The water storage tank that Mama’s uses as part of its manufacturing process is located close to the Farmer’s property. On at least two occasions within the past year, a valve has been left open, resulting in the overfilling of the tank and the excess water coming onto the Farmer’s property. The worst incident was when the Farmers were about ready to harvest a plot of tomatoes last summer. Their prized organic heirloom tomatoes usually bring in a good profit. The overflow occurred overnight, and flooded half an acre before anyone discovered a problem. Instead of bushels of heirloom tomatoes, there was a big, muddy mess and much of the crop split open, rotted, or grew mold and was not marketable to high-end clients – or anyone else. You are told that this was clean water to be used in the cooking process, which is not contaminated with toxic chemicals. However, it still created major problems.

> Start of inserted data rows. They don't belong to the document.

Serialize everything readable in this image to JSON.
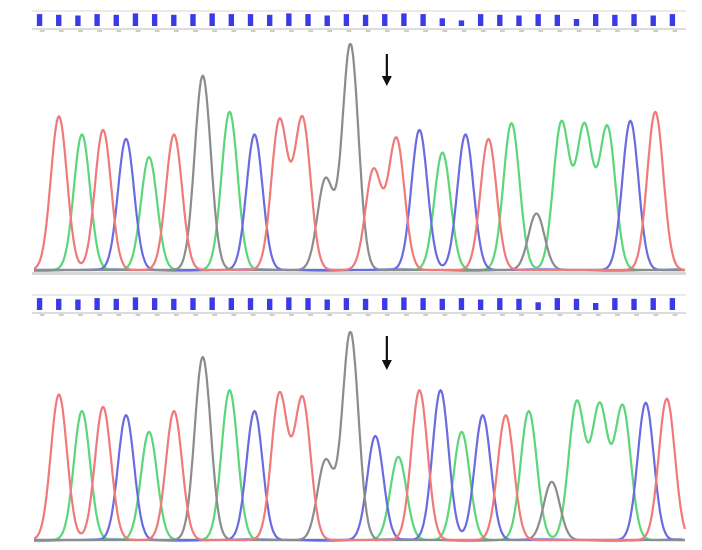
{
  "colors": {
    "A": "#5cd67a",
    "C": "#6b6be0",
    "G": "#8c8c8c",
    "T": "#f07a7a",
    "qv_bar": "#3a3ae6",
    "baseline": "#9aa6e8",
    "arrow": "#111111"
  },
  "chart_data": [
    {
      "type": "line",
      "title": "",
      "xlabel": "",
      "ylabel": "",
      "grid": false,
      "legend": "none",
      "x_range": [
        0,
        34
      ],
      "y_range": [
        0,
        100
      ],
      "annotation": {
        "type": "down-arrow",
        "x": 18.4,
        "icon": "down-arrow-icon"
      },
      "quality_bars": [
        0.85,
        0.8,
        0.75,
        0.85,
        0.8,
        0.9,
        0.85,
        0.8,
        0.85,
        0.9,
        0.85,
        0.85,
        0.8,
        0.9,
        0.85,
        0.75,
        0.85,
        0.8,
        0.85,
        0.9,
        0.85,
        0.55,
        0.4,
        0.85,
        0.8,
        0.75,
        0.85,
        0.8,
        0.5,
        0.85,
        0.8,
        0.85,
        0.75,
        0.85
      ],
      "peaks": [
        {
          "b": "T",
          "x": 1.3,
          "h": 68
        },
        {
          "b": "A",
          "x": 2.5,
          "h": 60
        },
        {
          "b": "T",
          "x": 3.6,
          "h": 62
        },
        {
          "b": "C",
          "x": 4.8,
          "h": 58
        },
        {
          "b": "A",
          "x": 6.0,
          "h": 50
        },
        {
          "b": "T",
          "x": 7.3,
          "h": 60
        },
        {
          "b": "G",
          "x": 8.8,
          "h": 86
        },
        {
          "b": "A",
          "x": 10.2,
          "h": 70
        },
        {
          "b": "C",
          "x": 11.5,
          "h": 60
        },
        {
          "b": "T",
          "x": 12.8,
          "h": 66
        },
        {
          "b": "T",
          "x": 14.0,
          "h": 67
        },
        {
          "b": "G",
          "x": 15.2,
          "h": 40
        },
        {
          "b": "G",
          "x": 16.5,
          "h": 100
        },
        {
          "b": "T",
          "x": 17.7,
          "h": 44
        },
        {
          "b": "T",
          "x": 18.9,
          "h": 58
        },
        {
          "b": "C",
          "x": 20.1,
          "h": 62
        },
        {
          "b": "A",
          "x": 21.3,
          "h": 52
        },
        {
          "b": "C",
          "x": 22.5,
          "h": 60
        },
        {
          "b": "T",
          "x": 23.7,
          "h": 58
        },
        {
          "b": "A",
          "x": 24.9,
          "h": 65
        },
        {
          "b": "G",
          "x": 26.2,
          "h": 25
        },
        {
          "b": "A",
          "x": 27.5,
          "h": 65
        },
        {
          "b": "A",
          "x": 28.7,
          "h": 63
        },
        {
          "b": "A",
          "x": 29.9,
          "h": 63
        },
        {
          "b": "C",
          "x": 31.1,
          "h": 66
        },
        {
          "b": "T",
          "x": 32.4,
          "h": 70
        }
      ]
    },
    {
      "type": "line",
      "title": "",
      "xlabel": "",
      "ylabel": "",
      "grid": false,
      "legend": "none",
      "x_range": [
        0,
        34
      ],
      "y_range": [
        0,
        100
      ],
      "annotation": {
        "type": "down-arrow",
        "x": 18.4,
        "icon": "down-arrow-icon"
      },
      "quality_bars": [
        0.85,
        0.8,
        0.75,
        0.85,
        0.8,
        0.9,
        0.85,
        0.8,
        0.85,
        0.9,
        0.85,
        0.85,
        0.8,
        0.9,
        0.85,
        0.75,
        0.85,
        0.8,
        0.85,
        0.9,
        0.85,
        0.8,
        0.85,
        0.75,
        0.85,
        0.8,
        0.55,
        0.85,
        0.8,
        0.5,
        0.85,
        0.8,
        0.85,
        0.85
      ],
      "peaks": [
        {
          "b": "T",
          "x": 1.3,
          "h": 70
        },
        {
          "b": "A",
          "x": 2.5,
          "h": 62
        },
        {
          "b": "T",
          "x": 3.6,
          "h": 64
        },
        {
          "b": "C",
          "x": 4.8,
          "h": 60
        },
        {
          "b": "A",
          "x": 6.0,
          "h": 52
        },
        {
          "b": "T",
          "x": 7.3,
          "h": 62
        },
        {
          "b": "G",
          "x": 8.8,
          "h": 88
        },
        {
          "b": "A",
          "x": 10.2,
          "h": 72
        },
        {
          "b": "C",
          "x": 11.5,
          "h": 62
        },
        {
          "b": "T",
          "x": 12.8,
          "h": 70
        },
        {
          "b": "T",
          "x": 14.0,
          "h": 68
        },
        {
          "b": "G",
          "x": 15.2,
          "h": 38
        },
        {
          "b": "G",
          "x": 16.5,
          "h": 100
        },
        {
          "b": "C",
          "x": 17.8,
          "h": 50
        },
        {
          "b": "A",
          "x": 19.0,
          "h": 40
        },
        {
          "b": "T",
          "x": 20.1,
          "h": 72
        },
        {
          "b": "C",
          "x": 21.2,
          "h": 72
        },
        {
          "b": "A",
          "x": 22.3,
          "h": 52
        },
        {
          "b": "C",
          "x": 23.4,
          "h": 60
        },
        {
          "b": "T",
          "x": 24.6,
          "h": 60
        },
        {
          "b": "A",
          "x": 25.8,
          "h": 62
        },
        {
          "b": "G",
          "x": 27.0,
          "h": 28
        },
        {
          "b": "A",
          "x": 28.3,
          "h": 66
        },
        {
          "b": "A",
          "x": 29.5,
          "h": 64
        },
        {
          "b": "A",
          "x": 30.7,
          "h": 64
        },
        {
          "b": "C",
          "x": 31.9,
          "h": 66
        },
        {
          "b": "T",
          "x": 33.0,
          "h": 68
        }
      ]
    }
  ]
}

The Texas Commission on Environmental Quality has taken 2 enforcement actions against Mama’s, and Mama’s clearly has not complied with the terms of its wastewater permits. Mama’s discharges its wastewater into Macaroni Creek, slightly upstream of your property. The discharge contains conventional pollutants, such as BOD (biochemical oxygen demand) and TSS (total suspended solids). These pollutants are not “toxic” or poisonous in the traditional sense, but they do negatively impact oxygen levels and the ecosystem in Macaroni Creek and make it less attractive.

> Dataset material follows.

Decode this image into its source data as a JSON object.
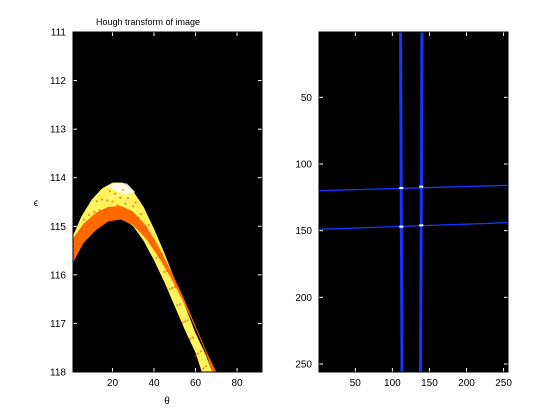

The Farmer family has a small recreational pier along Macaroni Creek that is great for sitting outdoors, fishing in the creek, and as a launching point for their kayaks. The Farmer family doesn’t enjoy sitting by the creek or kayaking in the mornings and evenings as much as they did in the past because of the odors and aesthetic issues with the water. They also are fishing less. There seem to be fewer fish in the creek, and the family thinks these fish are smaller than in the past, so this is not as reliable a food source as it once was. The family also has some concerns about the pollution impacts on the fish, though studies by the Department of Health have not found toxic contamination in the fish sampled from this area.
A. Discuss the advantages and problems if you seek to bring a lawsuit based on 1) private nuisance, 2) trespass, 3) negligence, 4) negligence per se, and 5) abnormally dangerous activities or strict liability. Note that all of these may not deserve equal weight or space in your response.
B. Discuss other issues raised by this fact situation, such as 1) what damages you might you seek if successful in proving liability, and the arguments supporting or opposing granting certain types of damages; 2) possible defenses that should be considered in evaluating this case, and 3) other issues related to this fact situation that you consider appropriate.